意外と戸惑いを感じたのは「何かを決める」ということ。テレビ局では、番組の方針や、放送内容、そこで展開される台本に至るまで、多くの人の目を通して決定されます。「番組のアンカー」とも表現されることもあるアナウンサーは、その過程を経て、「決められたもの」を渡されることがほとんどでした。
もちろん、オンエア中の判断など、細かな意思決定はあるのですが、組織としての方向性などを決めた経験がほとんどありませんでした。だからこそ、自分が意思決定の場に立ったとき、その重さや難しさに戸惑いました。

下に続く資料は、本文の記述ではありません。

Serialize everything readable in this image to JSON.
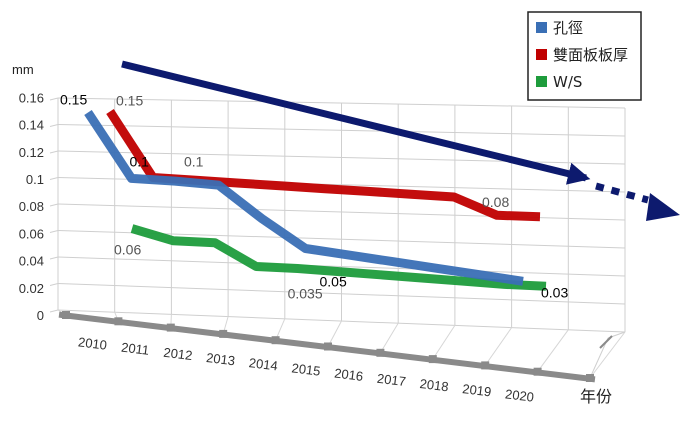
{
  "chart_data": {
    "type": "line",
    "ylabel": "mm",
    "xlabel": "年份",
    "ylim": [
      0,
      0.16
    ],
    "y_ticks": [
      "0",
      "0.02",
      "0.04",
      "0.06",
      "0.08",
      "0.1",
      "0.12",
      "0.14",
      "0.16"
    ],
    "categories": [
      "2010",
      "2011",
      "2012",
      "2013",
      "2014",
      "2015",
      "2016",
      "2017",
      "2018",
      "2019",
      "2020"
    ],
    "series": [
      {
        "name": "孔徑",
        "color": "#3a6fb5",
        "values": [
          0.15,
          0.1,
          0.099,
          0.097,
          0.072,
          0.05,
          0.046,
          0.042,
          0.038,
          0.034,
          0.03
        ]
      },
      {
        "name": "雙面板板厚",
        "color": "#c00000",
        "values": [
          0.15,
          0.1,
          0.099,
          0.098,
          0.097,
          0.096,
          0.095,
          0.094,
          0.093,
          0.08,
          0.08
        ]
      },
      {
        "name": "W/S",
        "color": "#1e9c3c",
        "values": [
          0.06,
          0.052,
          0.052,
          0.035,
          0.035,
          0.034,
          0.033,
          0.032,
          0.031,
          0.03,
          0.03
        ]
      }
    ],
    "data_labels": [
      {
        "text": "0.15",
        "series": 0,
        "index": 0,
        "color": "#000000"
      },
      {
        "text": "0.1",
        "series": 0,
        "index": 1,
        "color": "#000000"
      },
      {
        "text": "0.05",
        "series": 0,
        "index": 5,
        "color": "#000000"
      },
      {
        "text": "0.03",
        "series": 0,
        "index": 10,
        "color": "#000000"
      },
      {
        "text": "0.15",
        "series": 1,
        "index": 0,
        "color": "#555555"
      },
      {
        "text": "0.1",
        "series": 1,
        "index": 2,
        "color": "#555555"
      },
      {
        "text": "0.08",
        "series": 1,
        "index": 10,
        "color": "#555555"
      },
      {
        "text": "0.06",
        "series": 2,
        "index": 0,
        "color": "#555555"
      },
      {
        "text": "0.035",
        "series": 2,
        "index": 4,
        "color": "#555555"
      }
    ],
    "legend": {
      "position": "top-right"
    },
    "grid": true,
    "trend_arrow": {
      "color": "#0d1a6e"
    }
  }
}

アナウンサー時代は、感覚値や好感度が重視される世界だったのに対して、スタートアップでは、データの裏付けなどが重用されます。根拠を持って「決めること」。そして、それを周囲に理解してもらうプロセスは、大きな学びだったと思います。
さらに、新たに学んでいく必要があったのがマネジメントスキルです。
アナウンサー時代は、技術的なことを後輩に教える場面はあっても、メンバーのマネジメントをしたことがありませんでした。これは、40代ビジネスパーソンとしてはむしろ珍しいスキルの欠如でした。今も試行錯誤の繰り返しではありますが……「コミュニケーション」を心がけながら、私なりの正解を模索しているところです。
しかし、何よりも一番つらかったのが、自分が貢献できているという実感がなかなか得られなかったことでした。
「誰かの役に立ちたい」という思いが、働く原動力になっている私にとっては、この感覚を持てるまでに、思った以上に時間がかかりました。年齢を重ねているからこそ「自分が役に立てていない」という現実を痛感するのは、すごくつらかったのです。